Let
us assume that you are a very social type of person and have an affable
personality. Quite often, you visit your
friends, neighbors and relatives. Visiting some houses, you are astonished to
find costly antiques, photo frames depicting scintillating sceneries and
luxurious paintings. In few houses, you mostly find the photos of religious
deities. The pictorial depiction of these deities invariably includes the
Goddess Laxmi, Rama & Sita flanked in the midst of deer in the forest,
blessing hand of Saibaba and the crucifixion of Christ. All these religious
pictures will prompt you to opine in the first instance that the inhabitants
may not be atheists at all and a firm believer of religious rituals. By putting
various pictures of divinity, they prove that they are the great worshippers of
God and unless God’s blessings are not showered on them, their survival becomes
critical. So, by hanging the photos of these deities, they want to cloister
themselves in a religious environment. This could be one reason. Second, by showing the photos of various
sacred deities, they want to appreciate the beauty of religious truth and make
a point of discussion during the social gatherings.
The
lovers of English literatures are pellucid of Keat’s famous line,“ Beauty is
truth and truth is beauty.” When the pictures of deities and goddesses are in
front of you during your sitting and lazing in the room, some of you may like
to introspect the religion attached therein and ponder on the same. Some others
may simply take it as a beauty being expressed from the pictures. There are
others, who with all their profundity and reverence for deities bow their heads
with folded hands to the pictures to seek blessings. People who introspect and try to find out
what the preachings the pictures convey is less in percentage. A number of
people take these photos of deities as a medium to express their morning rituals
to worship for a split of a second. If
you take the crucifixion picture of Jesus, it has an elusive nature of
thoughts, which only creates an illusion unless you understand the nitty-gritty
of the Christian religion.

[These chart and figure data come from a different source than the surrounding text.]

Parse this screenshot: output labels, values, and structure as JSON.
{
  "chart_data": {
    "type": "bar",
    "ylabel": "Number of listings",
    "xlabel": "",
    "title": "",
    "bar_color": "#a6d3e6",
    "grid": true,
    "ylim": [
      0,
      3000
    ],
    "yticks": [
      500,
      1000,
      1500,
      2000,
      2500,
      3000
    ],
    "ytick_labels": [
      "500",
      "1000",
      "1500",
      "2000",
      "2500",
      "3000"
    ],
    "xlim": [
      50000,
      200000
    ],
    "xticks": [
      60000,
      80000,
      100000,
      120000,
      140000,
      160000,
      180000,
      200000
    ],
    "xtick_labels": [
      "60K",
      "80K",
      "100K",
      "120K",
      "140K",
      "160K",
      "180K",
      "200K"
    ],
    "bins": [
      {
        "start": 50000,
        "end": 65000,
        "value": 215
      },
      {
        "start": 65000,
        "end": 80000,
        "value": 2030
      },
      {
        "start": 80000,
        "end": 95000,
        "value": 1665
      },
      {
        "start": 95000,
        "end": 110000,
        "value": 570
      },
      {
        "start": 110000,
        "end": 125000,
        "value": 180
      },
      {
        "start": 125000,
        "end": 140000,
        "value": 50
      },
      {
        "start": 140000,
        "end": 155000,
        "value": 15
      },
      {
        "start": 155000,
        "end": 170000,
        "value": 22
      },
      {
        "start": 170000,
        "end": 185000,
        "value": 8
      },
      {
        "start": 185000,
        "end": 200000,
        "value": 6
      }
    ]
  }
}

If you manage to understand the inner meanings of
the pictorial beauty, you get a kind of teachings and once you are attached to
it, you become more sensitive to the said beauty. One thing is very sure; the
nature of both beauty and truth is illusory. Truth has many facets, it has
certainty, it has uncertainty and it may also be a lie.
In
his famous creation of literary, namely “Ode on a Gracian Urn,” where Keats has
expressed this above masterpiece line, is beyond anybody’s imagination what he really
wanted to transpire. Was he meaning, “Beauty is an eternal truth or and truth
is always a beauty.” If that being the
case, then the truth can never be an uncertainty or it cannot be a lie at any
cost. But in reality, we know this is malice.
Beauty
is another word of concord and harmony, the entwining of myriads of opposites,
light and shade, sound and silence, hullabaloo and solitude, fullness and
emptiness. Unity always reveals the
harmony of above conjoining factors and one is complementing the other. The truth, which has a beauty, must have a
light, sound, liveliness and honest confession at least mentally. Similarly, various
beautiful things, namely your observing of a blooming red rose in the morning hours, a wave surges
up in the midst of the ocean and then the ridge of water curling into an arched
form and breaking on the shore or the moonlight on a full moon when spreads
across the rooftop or in an open ground with a slow but steady whizzing sound
of air, have a certain truth behind their existence.
The
creation of a beautiful work of an art
such as painting is nothing but a deep worship to augment creativity. Most of
us have not that ability to engage in these types of creativities, but at least
as a proxy to admire those creativities and beauties, we worship them. In this way, we get a consideration that if
we are not creators, we are admirers and devotees to the said beauties. Though Keat’s
lines, prima-facie, may be illusory, but he made explicitly and emphatically
clear that the nature of art has a beauty and that has a truth, which is a fact.
Argumentatively,
by depicting pictures of Gods and Goddesses, many people want to explain the
atmosphere of religiosity in their abode and how far it is true in reality
except a cursory salutation that too with an urge to get blessings; is
anybody’s guess. Still, people find
pride to put those photos of various deities as per their choices to get it
adored of the beautification of their rooms and houses by others.. By putting photos of Gods and Goddess, if you
want to become inclined to a particular religion and become a devotee to
worship, it is a commendable effort; otherwise why put the photos of deities? If
that is not the reality, then you can very well put an artwork, landscape,
abstract art or simply a decorative piece.
By putting photos of these artistic beauties, you can appreciate the
beauty and the truth behind the same. But to get the preachings from the beauty
and become a devotee to God and Goddess and to worship a particular religion,
there is no need of depicting the same to the walls of the rooms; you can even
mentally do the same.
If
you want to appreciate and admire a beautiful creation as Keats did, you can
very well fix any art or artistic work in your rooms.